Installation view of 《Axe and Dummy Heads》 (Insa Art Space, 2020) ©Insa Art Space

The exhibition title 《Axe and Dummy Heads》 refers to the props used in the 1895 film The Execution of Mary, Queen of Scots, known as the first instance of cinematic special effects. To depict the beheading scene of Mary, Queen of Scots, the filmmakers used an axe and a dummy head—substituting the actress with a mannequin between two consecutive shots. In the omitted interval between the queen’s final pose and her head dropping to the floor, an off-screen reality emerges: the coordinated movement of staff and technicians, each fulfilling their role to perfect the illusion of realism.

The collaborative group Kula! interprets this “interval of omission”—the invisible time of substitution and labor—as a tacit promise: a willingness to carve away parts of oneself and merge into the domain of the other. The name Kula! derives from the cyclical gift-exchange system practiced by communities in the Melanesian islands of the South Pacific, where gifts circulate among participants, fostering mutual dependence and trust.

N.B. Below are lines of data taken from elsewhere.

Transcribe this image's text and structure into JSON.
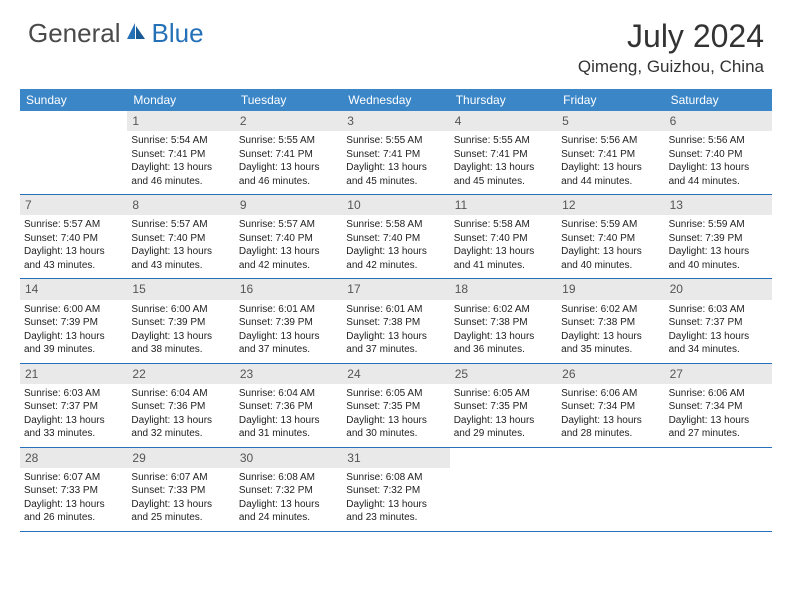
{
  "brand": {
    "name1": "General",
    "name2": "Blue"
  },
  "title": {
    "month": "July 2024",
    "location": "Qimeng, Guizhou, China"
  },
  "colors": {
    "header_bg": "#3b86c7",
    "accent": "#2571b8",
    "daynum_bg": "#e9e9e9",
    "text": "#222222",
    "logo_gray": "#4a4a4a"
  },
  "weekdays": [
    "Sunday",
    "Monday",
    "Tuesday",
    "Wednesday",
    "Thursday",
    "Friday",
    "Saturday"
  ],
  "weeks": [
    [
      {
        "n": "",
        "sunrise": "",
        "sunset": "",
        "daylight": ""
      },
      {
        "n": "1",
        "sunrise": "Sunrise: 5:54 AM",
        "sunset": "Sunset: 7:41 PM",
        "daylight": "Daylight: 13 hours and 46 minutes."
      },
      {
        "n": "2",
        "sunrise": "Sunrise: 5:55 AM",
        "sunset": "Sunset: 7:41 PM",
        "daylight": "Daylight: 13 hours and 46 minutes."
      },
      {
        "n": "3",
        "sunrise": "Sunrise: 5:55 AM",
        "sunset": "Sunset: 7:41 PM",
        "daylight": "Daylight: 13 hours and 45 minutes."
      },
      {
        "n": "4",
        "sunrise": "Sunrise: 5:55 AM",
        "sunset": "Sunset: 7:41 PM",
        "daylight": "Daylight: 13 hours and 45 minutes."
      },
      {
        "n": "5",
        "sunrise": "Sunrise: 5:56 AM",
        "sunset": "Sunset: 7:41 PM",
        "daylight": "Daylight: 13 hours and 44 minutes."
      },
      {
        "n": "6",
        "sunrise": "Sunrise: 5:56 AM",
        "sunset": "Sunset: 7:40 PM",
        "daylight": "Daylight: 13 hours and 44 minutes."
      }
    ],
    [
      {
        "n": "7",
        "sunrise": "Sunrise: 5:57 AM",
        "sunset": "Sunset: 7:40 PM",
        "daylight": "Daylight: 13 hours and 43 minutes."
      },
      {
        "n": "8",
        "sunrise": "Sunrise: 5:57 AM",
        "sunset": "Sunset: 7:40 PM",
        "daylight": "Daylight: 13 hours and 43 minutes."
      },
      {
        "n": "9",
        "sunrise": "Sunrise: 5:57 AM",
        "sunset": "Sunset: 7:40 PM",
        "daylight": "Daylight: 13 hours and 42 minutes."
      },
      {
        "n": "10",
        "sunrise": "Sunrise: 5:58 AM",
        "sunset": "Sunset: 7:40 PM",
        "daylight": "Daylight: 13 hours and 42 minutes."
      },
      {
        "n": "11",
        "sunrise": "Sunrise: 5:58 AM",
        "sunset": "Sunset: 7:40 PM",
        "daylight": "Daylight: 13 hours and 41 minutes."
      },
      {
        "n": "12",
        "sunrise": "Sunrise: 5:59 AM",
        "sunset": "Sunset: 7:40 PM",
        "daylight": "Daylight: 13 hours and 40 minutes."
      },
      {
        "n": "13",
        "sunrise": "Sunrise: 5:59 AM",
        "sunset": "Sunset: 7:39 PM",
        "daylight": "Daylight: 13 hours and 40 minutes."
      }
    ],
    [
      {
        "n": "14",
        "sunrise": "Sunrise: 6:00 AM",
        "sunset": "Sunset: 7:39 PM",
        "daylight": "Daylight: 13 hours and 39 minutes."
      },
      {
        "n": "15",
        "sunrise": "Sunrise: 6:00 AM",
        "sunset": "Sunset: 7:39 PM",
        "daylight": "Daylight: 13 hours and 38 minutes."
      },
      {
        "n": "16",
        "sunrise": "Sunrise: 6:01 AM",
        "sunset": "Sunset: 7:39 PM",
        "daylight": "Daylight: 13 hours and 37 minutes."
      },
      {
        "n": "17",
        "sunrise": "Sunrise: 6:01 AM",
        "sunset": "Sunset: 7:38 PM",
        "daylight": "Daylight: 13 hours and 37 minutes."
      },
      {
        "n": "18",
        "sunrise": "Sunrise: 6:02 AM",
        "sunset": "Sunset: 7:38 PM",
        "daylight": "Daylight: 13 hours and 36 minutes."
      },
      {
        "n": "19",
        "sunrise": "Sunrise: 6:02 AM",
        "sunset": "Sunset: 7:38 PM",
        "daylight": "Daylight: 13 hours and 35 minutes."
      },
      {
        "n": "20",
        "sunrise": "Sunrise: 6:03 AM",
        "sunset": "Sunset: 7:37 PM",
        "daylight": "Daylight: 13 hours and 34 minutes."
      }
    ],
    [
      {
        "n": "21",
        "sunrise": "Sunrise: 6:03 AM",
        "sunset": "Sunset: 7:37 PM",
        "daylight": "Daylight: 13 hours and 33 minutes."
      },
      {
        "n": "22",
        "sunrise": "Sunrise: 6:04 AM",
        "sunset": "Sunset: 7:36 PM",
        "daylight": "Daylight: 13 hours and 32 minutes."
      },
      {
        "n": "23",
        "sunrise": "Sunrise: 6:04 AM",
        "sunset": "Sunset: 7:36 PM",
        "daylight": "Daylight: 13 hours and 31 minutes."
      },
      {
        "n": "24",
        "sunrise": "Sunrise: 6:05 AM",
        "sunset": "Sunset: 7:35 PM",
        "daylight": "Daylight: 13 hours and 30 minutes."
      },
      {
        "n": "25",
        "sunrise": "Sunrise: 6:05 AM",
        "sunset": "Sunset: 7:35 PM",
        "daylight": "Daylight: 13 hours and 29 minutes."
      },
      {
        "n": "26",
        "sunrise": "Sunrise: 6:06 AM",
        "sunset": "Sunset: 7:34 PM",
        "daylight": "Daylight: 13 hours and 28 minutes."
      },
      {
        "n": "27",
        "sunrise": "Sunrise: 6:06 AM",
        "sunset": "Sunset: 7:34 PM",
        "daylight": "Daylight: 13 hours and 27 minutes."
      }
    ],
    [
      {
        "n": "28",
        "sunrise": "Sunrise: 6:07 AM",
        "sunset": "Sunset: 7:33 PM",
        "daylight": "Daylight: 13 hours and 26 minutes."
      },
      {
        "n": "29",
        "sunrise": "Sunrise: 6:07 AM",
        "sunset": "Sunset: 7:33 PM",
        "daylight": "Daylight: 13 hours and 25 minutes."
      },
      {
        "n": "30",
        "sunrise": "Sunrise: 6:08 AM",
        "sunset": "Sunset: 7:32 PM",
        "daylight": "Daylight: 13 hours and 24 minutes."
      },
      {
        "n": "31",
        "sunrise": "Sunrise: 6:08 AM",
        "sunset": "Sunset: 7:32 PM",
        "daylight": "Daylight: 13 hours and 23 minutes."
      },
      {
        "n": "",
        "sunrise": "",
        "sunset": "",
        "daylight": ""
      },
      {
        "n": "",
        "sunrise": "",
        "sunset": "",
        "daylight": ""
      },
      {
        "n": "",
        "sunrise": "",
        "sunset": "",
        "daylight": ""
      }
    ]
  ]
}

The three participating artists continuously explore this notion as a working methodology, focusing on how their individual practices—video, performance, and sculpture—intertwine, exchange materials, and generate sensory and conceptual byproducts through collaboration.

Installation view of 《Axe and Dummy Heads》 (Insa Art Space, 2020) ©Insa Art Space

Rather than emphasizing hybridized outcomes, the exhibition foregrounds the temporal and processual layers lost before arriving at a “finished” state. It reveals how the process of exchange—between mediums, between artists, between on-screen and off-screen realities—opens unseen durations of creative labor.

Just as the early cinematic technique of substitution revealed another temporality hidden between frames, the exhibition illuminates the elasticity of time and collaboration that underlies artistic production itself.

Sojin Kwak, Bent, 2020, 2-channel video installation, 8min 11sec. ©Insa Art Space

Examining the artists’ exchange and disruption across mediums, the show uncovers shared metaphors embedded in their individual motifs—each suggesting survival through concealment, transformation through disappearance, or endurance through threat. For instance, one work references a fairy tale in which a character must hide their name to survive; another invokes the silkworm’s self-consuming lifecycle; another functions like a black box recording collisions and crises.

Through this interplay, the exhibition reveals not a seamless fusion but a tensioned coexistence—where “medium-specific expertise” is willingly relinquished under the gaze of others. Ultimately, the exhibition invites encounters with traces that resist surrender: fragments of individuality that persist through language, debris, and offscreen presence, laying bare the raw psychic space between ideal and reality, illusion and exteriority.